As in the title: I am trying to derive $H^1_{dR}(S^1 \times S^1) = H^1_{dR}(S^1) \oplus H^1_{dR}(S^1)$.
First let me share my thoughts:
I am trying to derive that
$$ H^1_{dR}(S^1 \times S^1) = \mathbb R \oplus \mathbb R$$
I can do it by applying the Künneth theorem:
$$ H^n_{dR}(S^1 \times S^1) = \bigoplus_{i + j = n} H^i_{dR}(S^1) \otimes H^j_{dR}(S^1)$$
For the right hand side I get
$$ H^0(S^1)\otimes H^1(S^1) \bigoplus H^1(S^1)\otimes H^0(S^1) $$
And since $ H^1(S^1) = H^0(S^1) = \mathbb R$, this is equal to
$$ \mathbb R \otimes \mathbb R \bigoplus \mathbb R \otimes \mathbb R = \mathbb R \oplus \mathbb R$$
But this is an overkill.
How to directly derive it?
Here are two ways of seeing that $H^1_{dR}(S^1\times S^1)$ is two-dimensional without using the Künneth Theorem.

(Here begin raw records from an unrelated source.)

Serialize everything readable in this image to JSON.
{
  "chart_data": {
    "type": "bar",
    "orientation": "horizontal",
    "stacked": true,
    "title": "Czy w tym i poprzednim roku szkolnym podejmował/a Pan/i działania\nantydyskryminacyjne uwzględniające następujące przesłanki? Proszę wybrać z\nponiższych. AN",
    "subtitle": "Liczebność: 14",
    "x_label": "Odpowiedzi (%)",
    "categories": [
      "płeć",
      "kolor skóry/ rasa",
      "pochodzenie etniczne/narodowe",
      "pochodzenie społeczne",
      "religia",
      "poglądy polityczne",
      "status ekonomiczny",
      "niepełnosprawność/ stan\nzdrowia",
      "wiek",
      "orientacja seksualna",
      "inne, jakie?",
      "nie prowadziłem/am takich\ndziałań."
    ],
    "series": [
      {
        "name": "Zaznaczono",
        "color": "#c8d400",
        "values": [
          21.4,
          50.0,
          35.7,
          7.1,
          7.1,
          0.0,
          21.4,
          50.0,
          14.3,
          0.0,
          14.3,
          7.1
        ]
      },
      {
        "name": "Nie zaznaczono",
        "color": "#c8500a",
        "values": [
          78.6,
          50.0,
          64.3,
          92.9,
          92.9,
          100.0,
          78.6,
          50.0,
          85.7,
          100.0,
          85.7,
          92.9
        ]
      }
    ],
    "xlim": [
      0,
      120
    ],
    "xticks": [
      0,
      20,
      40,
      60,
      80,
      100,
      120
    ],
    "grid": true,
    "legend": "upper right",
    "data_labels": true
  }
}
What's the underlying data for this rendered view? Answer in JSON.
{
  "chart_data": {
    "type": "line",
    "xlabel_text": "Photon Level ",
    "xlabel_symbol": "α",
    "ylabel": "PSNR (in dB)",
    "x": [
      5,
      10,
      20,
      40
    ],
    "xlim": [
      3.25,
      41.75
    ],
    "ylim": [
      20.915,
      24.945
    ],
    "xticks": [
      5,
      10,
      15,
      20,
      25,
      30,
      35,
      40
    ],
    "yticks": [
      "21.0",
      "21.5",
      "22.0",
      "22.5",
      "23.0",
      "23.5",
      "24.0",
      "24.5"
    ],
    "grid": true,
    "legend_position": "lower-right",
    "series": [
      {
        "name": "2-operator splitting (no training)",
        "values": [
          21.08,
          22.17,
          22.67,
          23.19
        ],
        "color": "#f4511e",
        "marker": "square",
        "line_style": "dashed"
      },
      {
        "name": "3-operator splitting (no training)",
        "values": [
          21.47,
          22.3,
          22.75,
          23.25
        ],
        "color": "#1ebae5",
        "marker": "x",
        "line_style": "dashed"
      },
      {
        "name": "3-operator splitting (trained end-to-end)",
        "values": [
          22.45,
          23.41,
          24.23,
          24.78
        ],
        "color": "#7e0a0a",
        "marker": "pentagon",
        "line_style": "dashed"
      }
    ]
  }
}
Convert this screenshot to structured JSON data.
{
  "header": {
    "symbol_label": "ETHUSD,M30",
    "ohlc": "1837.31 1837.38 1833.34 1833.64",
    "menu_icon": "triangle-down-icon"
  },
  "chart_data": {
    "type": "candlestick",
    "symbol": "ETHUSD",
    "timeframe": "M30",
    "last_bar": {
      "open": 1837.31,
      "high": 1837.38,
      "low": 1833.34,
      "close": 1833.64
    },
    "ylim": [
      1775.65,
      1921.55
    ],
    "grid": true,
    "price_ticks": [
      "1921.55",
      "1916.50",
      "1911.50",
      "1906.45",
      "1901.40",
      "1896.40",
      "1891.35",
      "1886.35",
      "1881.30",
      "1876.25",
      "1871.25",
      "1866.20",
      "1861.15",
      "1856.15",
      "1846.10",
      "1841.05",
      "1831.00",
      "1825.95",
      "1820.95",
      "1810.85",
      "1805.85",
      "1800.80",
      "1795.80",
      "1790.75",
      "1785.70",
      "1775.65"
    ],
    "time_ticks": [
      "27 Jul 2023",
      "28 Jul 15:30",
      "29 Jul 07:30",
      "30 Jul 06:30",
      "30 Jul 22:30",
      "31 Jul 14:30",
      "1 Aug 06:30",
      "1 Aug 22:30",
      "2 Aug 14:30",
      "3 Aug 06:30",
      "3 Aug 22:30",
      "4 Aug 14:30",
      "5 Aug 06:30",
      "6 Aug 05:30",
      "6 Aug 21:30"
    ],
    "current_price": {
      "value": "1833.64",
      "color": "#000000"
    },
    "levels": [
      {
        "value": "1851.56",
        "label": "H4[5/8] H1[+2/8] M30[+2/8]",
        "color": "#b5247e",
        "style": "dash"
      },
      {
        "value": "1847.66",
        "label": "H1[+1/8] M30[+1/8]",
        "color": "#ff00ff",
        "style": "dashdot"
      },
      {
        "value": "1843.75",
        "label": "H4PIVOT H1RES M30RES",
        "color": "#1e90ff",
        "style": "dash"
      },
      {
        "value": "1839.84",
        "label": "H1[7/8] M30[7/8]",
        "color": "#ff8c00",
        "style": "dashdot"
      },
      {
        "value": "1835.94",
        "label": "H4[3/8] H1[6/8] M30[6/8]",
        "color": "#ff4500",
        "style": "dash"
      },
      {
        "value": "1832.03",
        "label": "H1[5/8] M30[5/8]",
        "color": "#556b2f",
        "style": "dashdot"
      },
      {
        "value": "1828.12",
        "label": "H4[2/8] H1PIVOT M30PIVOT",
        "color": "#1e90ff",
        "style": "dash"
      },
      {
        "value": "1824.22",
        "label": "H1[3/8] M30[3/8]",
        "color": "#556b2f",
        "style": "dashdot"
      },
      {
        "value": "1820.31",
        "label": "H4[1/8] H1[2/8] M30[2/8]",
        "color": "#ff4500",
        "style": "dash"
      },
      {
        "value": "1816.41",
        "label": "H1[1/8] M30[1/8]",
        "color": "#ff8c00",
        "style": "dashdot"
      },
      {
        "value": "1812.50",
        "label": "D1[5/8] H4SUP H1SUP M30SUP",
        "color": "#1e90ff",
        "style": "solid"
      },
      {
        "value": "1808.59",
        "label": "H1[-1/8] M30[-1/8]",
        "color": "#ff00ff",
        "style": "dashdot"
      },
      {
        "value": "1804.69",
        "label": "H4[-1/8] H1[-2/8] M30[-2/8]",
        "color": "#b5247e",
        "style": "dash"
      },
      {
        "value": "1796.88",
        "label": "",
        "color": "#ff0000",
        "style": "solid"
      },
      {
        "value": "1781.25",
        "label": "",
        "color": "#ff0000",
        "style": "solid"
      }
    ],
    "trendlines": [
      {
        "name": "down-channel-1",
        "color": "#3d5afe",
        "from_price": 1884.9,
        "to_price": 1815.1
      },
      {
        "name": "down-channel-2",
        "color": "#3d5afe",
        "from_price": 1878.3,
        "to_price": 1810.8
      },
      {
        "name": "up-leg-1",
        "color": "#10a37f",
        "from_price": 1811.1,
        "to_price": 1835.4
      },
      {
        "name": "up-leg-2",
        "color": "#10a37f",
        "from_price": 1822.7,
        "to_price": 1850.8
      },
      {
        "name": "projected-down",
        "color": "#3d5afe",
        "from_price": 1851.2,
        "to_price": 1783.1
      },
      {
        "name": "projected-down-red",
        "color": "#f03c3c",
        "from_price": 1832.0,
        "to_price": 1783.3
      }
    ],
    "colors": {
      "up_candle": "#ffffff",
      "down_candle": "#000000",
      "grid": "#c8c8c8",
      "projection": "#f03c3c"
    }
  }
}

$$H^1_{\text{dR}}(S^1\times S^1) \cong \operatorname{Hom}(\pi_1(S^1\times S^1), \mathbb{R}) \cong \operatorname{Hom}(\mathbb{Z}^2, \mathbb{R}) \cong \mathbb{R}^2.$$
For any smooth manifold $X$, we define the Euler characteristic of $X$ by $\chi(X) := \sum_{k=0}^n(-1)^k\dim H^k_{\text{dR}}(X)$; for a two-dimensional manifold, this is just the usual Euler characteristic for surfaces.
The two-dimensional manifold $S^1\times S^1$ is the torus which has Euler characteristic zero. As $S^1\times S^1$ is connected, $H^0_{\text{dR}}(S^1\times S^1) \cong \mathbb{R}$, and as $S^1\times S^1$ is a compact orientable two-dimensional manifold, $H^2_{\text{dR}}(S^1\times S^1) \cong \mathbb{R}$. Therefore,
\begin{align*} \chi(S^1\times S^1) &= \dim H^0_{\text{dR}}(S^1\times S^1) - \dim H^1_{\text{dR}}(S^1\times S^1) + \dim H^2_{\text{dR}}(S^1\times S^1)\\ 0 &= 1 - \dim H^1_{\text{dR}}(S^1\times S^1) + 1, \end{align*}
so $\dim H^1_{\text{dR}}(S^1\times S^1) = 2$.